The 87-year-old businessman and philanthropist made his fortune from Synthes, a medical device and orthopedics company that he sold to Johnson & Johnson for about $20 billion in 2012. His net worth is about $7.9 billion, according to Bloomberg.

Ingber said that unlike many large gifts to universities, Wyss’s donations are not endowments or funds for new buildings. Instead, they support the center’s operational expenses, which routinely top $80 million annually. More than half of the institute’s funding comes from grants, but Ingber said that the new gift would “provide stability” for the next decade.


Don Ingber (left) spoke with Laura Brass behind notes written on the glass walls in a conference room at the Wyss Institute in Boston in 2011.The Boston Globe/Globe Freelance

“It really pays for the key staff that you usually do not see in academia — people with entrepreneurial, business development, and product development experience who are integrated with the best young, brilliant minds,” Ingber said.

The Wyss comprises 27 scientists from Harvard, MIT, and other Massachusetts institutions who devote part of their time to the Wyss, plus 375 full-time employees.
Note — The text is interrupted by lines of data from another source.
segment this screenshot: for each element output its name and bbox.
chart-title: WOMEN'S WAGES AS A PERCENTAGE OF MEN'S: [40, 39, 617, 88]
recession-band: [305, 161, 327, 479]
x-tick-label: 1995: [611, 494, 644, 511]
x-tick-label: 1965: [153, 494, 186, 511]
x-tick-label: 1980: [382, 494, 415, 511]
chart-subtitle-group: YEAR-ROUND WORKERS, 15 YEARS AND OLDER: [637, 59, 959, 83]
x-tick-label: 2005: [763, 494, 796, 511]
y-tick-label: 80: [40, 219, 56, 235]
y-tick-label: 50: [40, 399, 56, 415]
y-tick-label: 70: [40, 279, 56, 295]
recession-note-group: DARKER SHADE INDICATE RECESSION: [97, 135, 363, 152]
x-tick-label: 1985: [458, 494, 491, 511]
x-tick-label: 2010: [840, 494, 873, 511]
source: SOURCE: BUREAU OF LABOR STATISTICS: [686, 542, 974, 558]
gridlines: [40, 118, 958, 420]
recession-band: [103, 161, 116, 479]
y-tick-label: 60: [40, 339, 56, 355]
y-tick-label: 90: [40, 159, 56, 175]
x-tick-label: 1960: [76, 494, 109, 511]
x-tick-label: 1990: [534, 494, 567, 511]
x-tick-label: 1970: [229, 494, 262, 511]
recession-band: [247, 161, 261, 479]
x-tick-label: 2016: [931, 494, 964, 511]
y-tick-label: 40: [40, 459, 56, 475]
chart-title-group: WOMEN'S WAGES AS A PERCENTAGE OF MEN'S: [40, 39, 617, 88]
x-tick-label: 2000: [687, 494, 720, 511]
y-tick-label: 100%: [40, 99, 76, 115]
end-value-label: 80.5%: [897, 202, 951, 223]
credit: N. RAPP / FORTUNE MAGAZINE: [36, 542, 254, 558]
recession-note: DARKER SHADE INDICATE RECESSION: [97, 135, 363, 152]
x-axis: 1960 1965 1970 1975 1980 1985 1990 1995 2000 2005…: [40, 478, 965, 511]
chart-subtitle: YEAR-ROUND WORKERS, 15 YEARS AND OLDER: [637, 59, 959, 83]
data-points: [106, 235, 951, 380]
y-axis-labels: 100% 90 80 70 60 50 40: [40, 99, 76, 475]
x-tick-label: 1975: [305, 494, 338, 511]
Ingber said he’s committed to keeping the headcount below 400 to help maintain the “entrepreneurial culture.”

Although medical-oriented research has formed the backbone of the Wyss, the institute is increasingly interested in nonmedical fields, including sustainability. One group is devising a protein-based coating that could be applied to plants to make them drought resistant. Another group is searching for plastic-eating microbes. And another team of scientists has identified natural compounds that may help prolong the shelf life of produce without the need for cold storage.

The Wyss is sandwiched among the Longwood medical area’s many hospitals, but in the spring it will move into a new building about half a mile north in the Fenway neighborhood at 201 Brookline Ave. The Wyss signed a 15-year lease for three floors of the 14-story building which was built by Alexandria Real Estate Equities.

The gene editing company Verve Therapeutics, the cancer drug company Tango Therapeutics, and the local life sciences investment firm Third Rock Ventures have also leased space in the building — part of a trend for growing firms to look outside the expensive and congested Kendall Square in Cambridge, which is still the epicenter of the region’s biotech industry.


“Fenway is sort of the next Kendall Square. It’s just exploding,” Ingber said. “So we’re very excited to be in the middle of that.”